Following the traditional journalistic starting points, he read and reread the old clips in the News library, piles of cardboard envelopes filled with the passing events of Pelligrino’s political career. There was Pelligrino’s public life cataloged in faded ink, an acre of strung-together words, descriptions, pronouncements, quotations. Only in the absorption of the mass could one get even a remote hint of the real character of Salvatore Pelligrino. A study of the clips gave him a mental picture of a small man, addicted in later life to well-cut, stylish clothes, a “dandy,” smelling of heavy expensive cologne, with polished fingernails, scrupulously shined expensive shoes, a carefully trimmed moustache, with large brown sad heavy-lidded eyes and teeth still white and able to embellish a warm, broad, thick-lipped smile. But beyond the façade of the overdressed man of dignity, the clips hinted of poverty-inflicted early pain, the immigrant boy hustling for a buck on the streets, the parents who never learned English, propagating with Catholic fervor, creating their huge garlic-smelling brood, all with odd names like those of characters in the Italian movies then in vogue.
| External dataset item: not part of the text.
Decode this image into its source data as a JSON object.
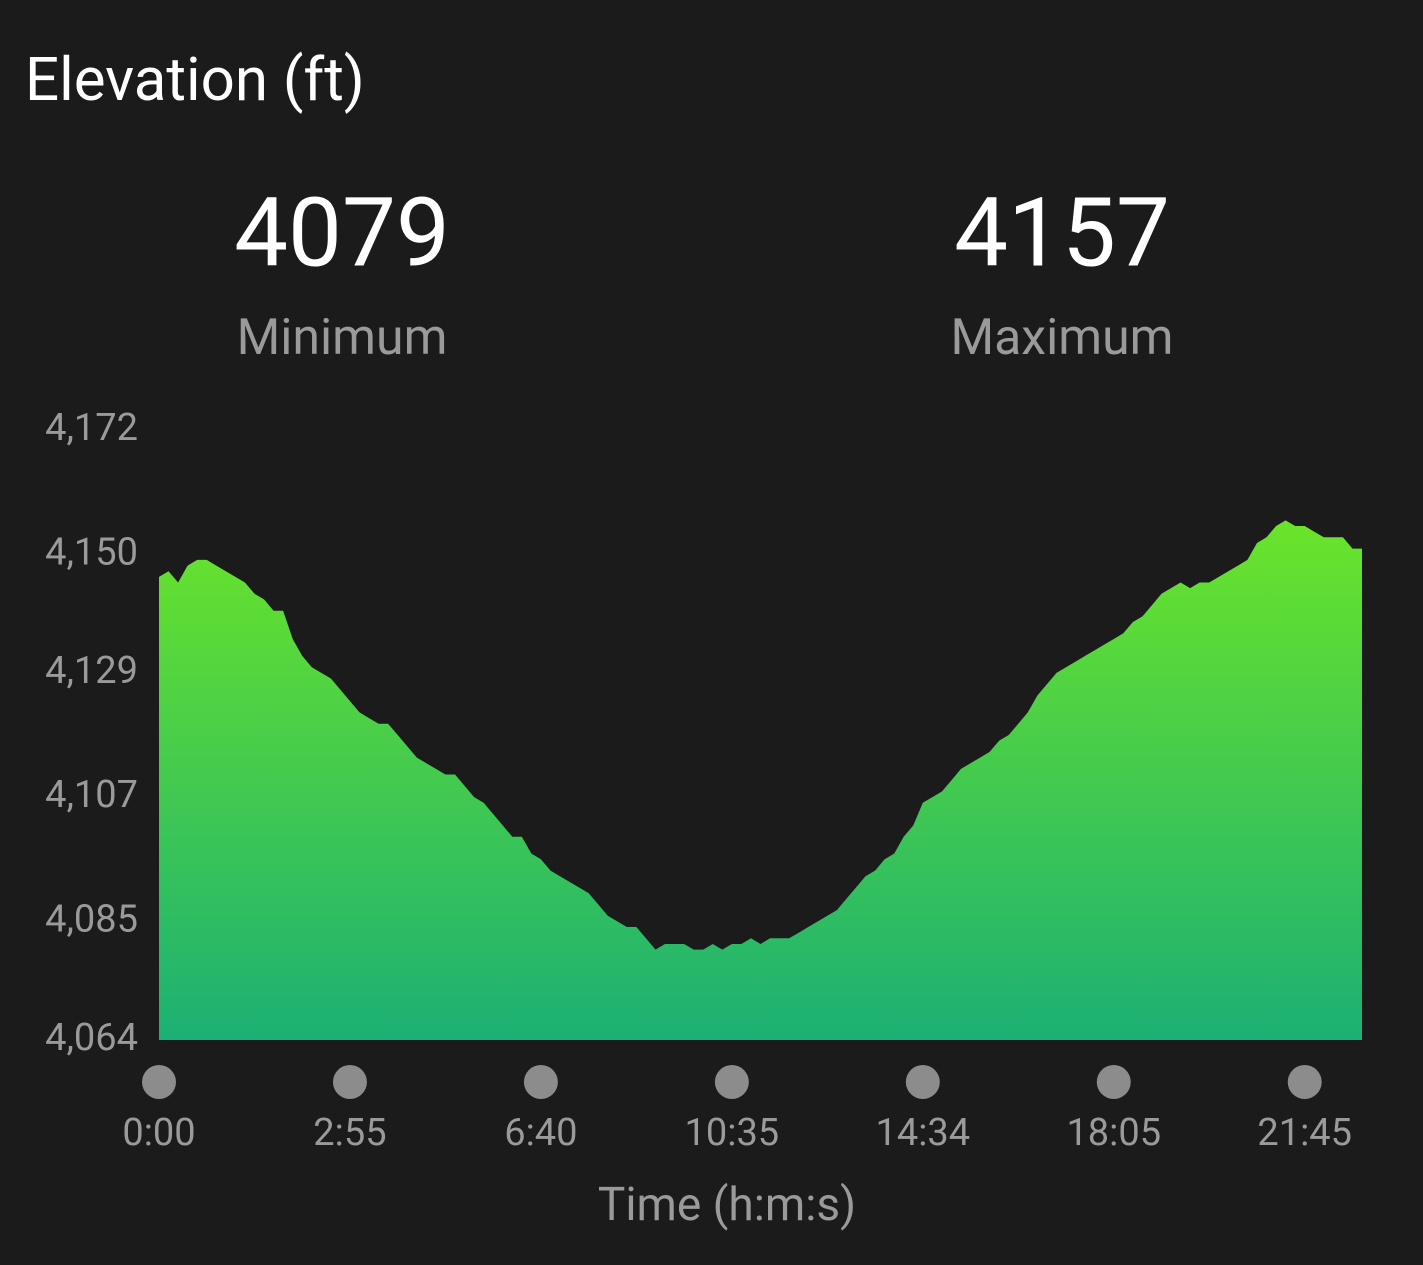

It might have been the first time that Nick had used old clips to sketch the picture of a man, an adversary, now, and all these bits and pieces put together by a crowd of indifferent reporters, all watching through their own private lenses, provided a fascinating and, he believed, accurate kaleidoscope of a man’s character. He had not yet learned how the newspaper portrait of any public person fed on itself, was built on the gleanings of an army of observers, each embellishing what the other had observed before, preserved forever in these little cardboard envelopes, the bible of the rewrite desks. By the time he had read them all, he felt he had his quarry well focused, a cosmeticized little man, obsessed with the necessity to appear dignified, hiding behind a carefully constructed façade. And since it had been planted in his mind that the man was a snake, he had sought justification for the characterization. By the time he had read the clipping thoroughly, he imagined that he had found it and was quite ready to slice away at the man.